FICTION FRANCAISE — La faillite des créatifs
Où la limite du défaussement sur les boucs-émissaires
Par Sullivan Le Postec • 21 novembre 2005
es créatifs, et en premier lieu les scénaristes, portent une véritable part de responsabilité dans l’échec de la fiction française télévisée : celle de ne pas avoir cherché à comprendre ce média, et à s’en emparer.

Cet article a été écrit pour et initialement publié sur le site du Front de Libération Télévisuelle. Il a été légèrement amendé pour cette republication sur le Village.

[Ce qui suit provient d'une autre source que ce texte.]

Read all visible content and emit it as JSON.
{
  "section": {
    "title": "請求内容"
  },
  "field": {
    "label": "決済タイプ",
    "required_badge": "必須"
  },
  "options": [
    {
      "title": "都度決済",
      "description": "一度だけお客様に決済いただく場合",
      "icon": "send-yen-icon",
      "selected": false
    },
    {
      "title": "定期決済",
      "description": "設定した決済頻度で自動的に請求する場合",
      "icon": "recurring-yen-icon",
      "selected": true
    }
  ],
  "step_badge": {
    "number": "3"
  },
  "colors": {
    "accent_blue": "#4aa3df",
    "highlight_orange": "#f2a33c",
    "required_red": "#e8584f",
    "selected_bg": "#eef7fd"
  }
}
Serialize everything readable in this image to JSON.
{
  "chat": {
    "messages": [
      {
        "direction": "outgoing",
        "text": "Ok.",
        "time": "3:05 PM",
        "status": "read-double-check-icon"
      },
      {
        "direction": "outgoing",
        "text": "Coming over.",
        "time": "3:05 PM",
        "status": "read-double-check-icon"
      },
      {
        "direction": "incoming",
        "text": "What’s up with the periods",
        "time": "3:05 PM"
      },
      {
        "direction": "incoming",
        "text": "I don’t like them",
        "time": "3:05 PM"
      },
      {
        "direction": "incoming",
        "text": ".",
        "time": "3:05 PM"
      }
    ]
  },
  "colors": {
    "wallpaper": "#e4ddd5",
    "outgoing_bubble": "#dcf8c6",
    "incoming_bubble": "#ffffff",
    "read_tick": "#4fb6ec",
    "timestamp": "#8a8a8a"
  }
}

Dans un précédent article, nous évoquions l’inadaptation structurelle du Paysage Audiovisuel Français, et la manière dont elle participait de la faiblesse de sa fiction. Pourtant, et même si cela arrangerait bien tout le monde, les conditions de production de la fiction télévisée en France ne peuvent être tenues seules pour responsables du délabrement de notre fiction ces vingt à trente dernières années. Les créatifs, et en premier lieu les scénaristes, portent une véritable part de responsabilité : celle de ne pas avoir cherché à comprendre ce média, et à s’en emparer.

La réflexion interrompue

Tout repose sur un énorme malentendu. La majorité des scénaristes actuels, et en particulier ceux qui travaillent, n’ont absolument pas compris ce qu’était la télévision. Ils se sont inscrits sans trop y réfléchir à deux fois dans la ‘tradition’ française de son utilisation pour la fiction. La télé est vue avec condescendance comme une sous-plateforme où on donne à la chaîne de quoi tenir éveillée une grosse « ménagère de moins de 50 ans » pas très futée, avachie sur son fauteuil en cuir “vu à la télé”. Parmi les créatifs, il n’y a eu personne, depuis 20 ans, pour conceptualiser ce que pouvait être la télévision. Personne pour réfléchir sur son sens et sa fonction. A leur décharge, on pourra signaler qu’en dehors des créatifs eux-mêmes, il n’y a pas vraiment eu beaucoup de monde pour le faire à leur place... C’est que le dédain de la télévision a longtemps été généralisé. Et qui réfléchi à ce qui est méprisé ?
Nous en sommes donc resté là où la dernière réflexion nous a mené. Cette réflexion était celle de Tito Topin qui, dans la deuxième moitié des années 80, inventait « Navarro » pour une TF1 nouvellement privatisée. Elle répondait aux impératifs de l’époque, ceux de TF1, qui voulait forcément s’éloigner de l’artisanat total des premiers temps (qu’on en vient à regretter, lui qui a donné à la France la quasi-totalité de ses télé-fictions mémorables). Rien d’étonnant, donc, à ce que notre fiction d’aujourd’hui ait 20 ans de retard. Et ce n’est pas là qu’une formule : à la télévision américaine, rien n’est plus proche, format de 52 minutes excepté, de nos ‘héros citoyens’ à histoires bouclées que bon nombre de séries des années 80. Pendant que le monde avançait et que la fiction télévisée se sophistiquait et se réinventait, la France avait appuyé sur le bouton pause à l’époque de la « Croisière s’amuse ».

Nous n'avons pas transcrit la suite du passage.